The app, which is currently being tested in private beta with 15 ranchers, establishes a baseline of the amount of grass a paddock should be producing, then lets farmers rate its real condition on a scale of one to 10. That way, they can compare potential with reality, and make a decision about whether to continue to graze, or take livestock to a new area.
The app recently won first prize at the CommonBond Social Impact Award, which is given to MBA students developing socially useful ideas.
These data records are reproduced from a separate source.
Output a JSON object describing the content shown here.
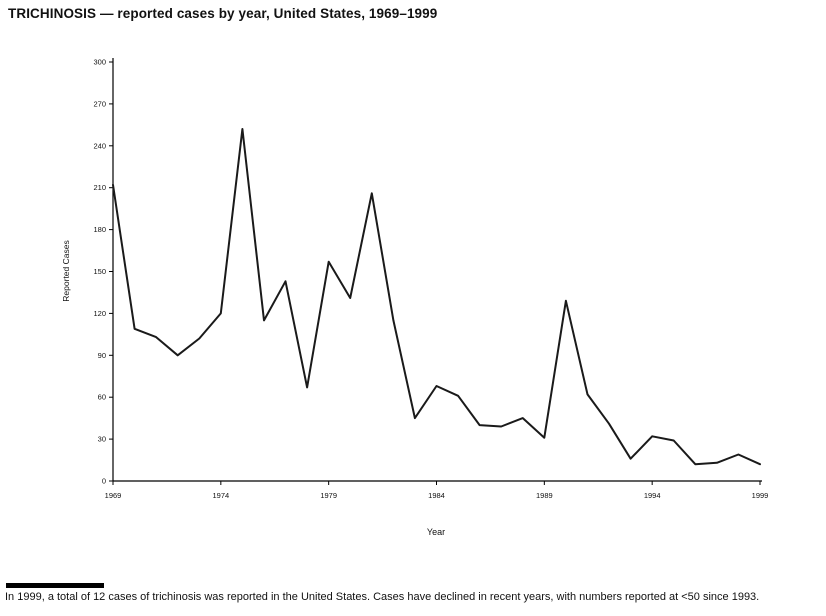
{
  "title": "TRICHINOSIS — reported cases by year, United States, 1969–1999",
  "footnote": "In 1999, a total of 12 cases of trichinosis was reported in the United States. Cases have declined in recent years, with numbers reported at <50 since 1993.",
  "chart_data": {
    "type": "line",
    "title": "TRICHINOSIS — reported cases by year, United States, 1969–1999",
    "xlabel": "Year",
    "ylabel": "Reported Cases",
    "xlim": [
      1969,
      1999
    ],
    "ylim": [
      0,
      300
    ],
    "x_ticks": [
      1969,
      1974,
      1979,
      1984,
      1989,
      1994,
      1999
    ],
    "y_ticks": [
      0,
      30,
      60,
      90,
      120,
      150,
      180,
      210,
      240,
      270,
      300
    ],
    "grid": false,
    "legend": "none",
    "line_color": "#1a1a1a",
    "x": [
      1969,
      1970,
      1971,
      1972,
      1973,
      1974,
      1975,
      1976,
      1977,
      1978,
      1979,
      1980,
      1981,
      1982,
      1983,
      1984,
      1985,
      1986,
      1987,
      1988,
      1989,
      1990,
      1991,
      1992,
      1993,
      1994,
      1995,
      1996,
      1997,
      1998,
      1999
    ],
    "values": [
      212,
      109,
      103,
      90,
      102,
      120,
      252,
      115,
      143,
      67,
      157,
      131,
      206,
      115,
      45,
      68,
      61,
      40,
      39,
      45,
      31,
      129,
      62,
      41,
      16,
      32,
      29,
      12,
      13,
      19,
      12
    ]
  }
}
Su and Tsau, who’ve formed a company called Summer Technologies, plan to release a public version in November.
CommonBond is itself an interesting company. Part of a new wave of financial start-ups, it collects cash from individual investors, then loans it to MBA graduates who are willing to consolidate their debt and make automatic repayments. The Brooklyn-based outfit claims to offer lower rates than banks and to have a “strong social mission.” For every degree it funds in the U.S., it sponsors another in the developing world, following the one-for-one model developed by Tom’s Shoes. It was founded by David Klein, Michael Taormina and Jessup Shean, who met at Wharton Business School.
Klein says the stereotype of avaricious MBA graduates only interested in their own advancement is no longer accurate. The 600 applications CommonBond received for its award proves it, as does plenty of other evidence. “The stereotype about MBAs is more the exception than the rule now. Millennials are very interested in using business as a driver for social good. Our award is a reflection of that.”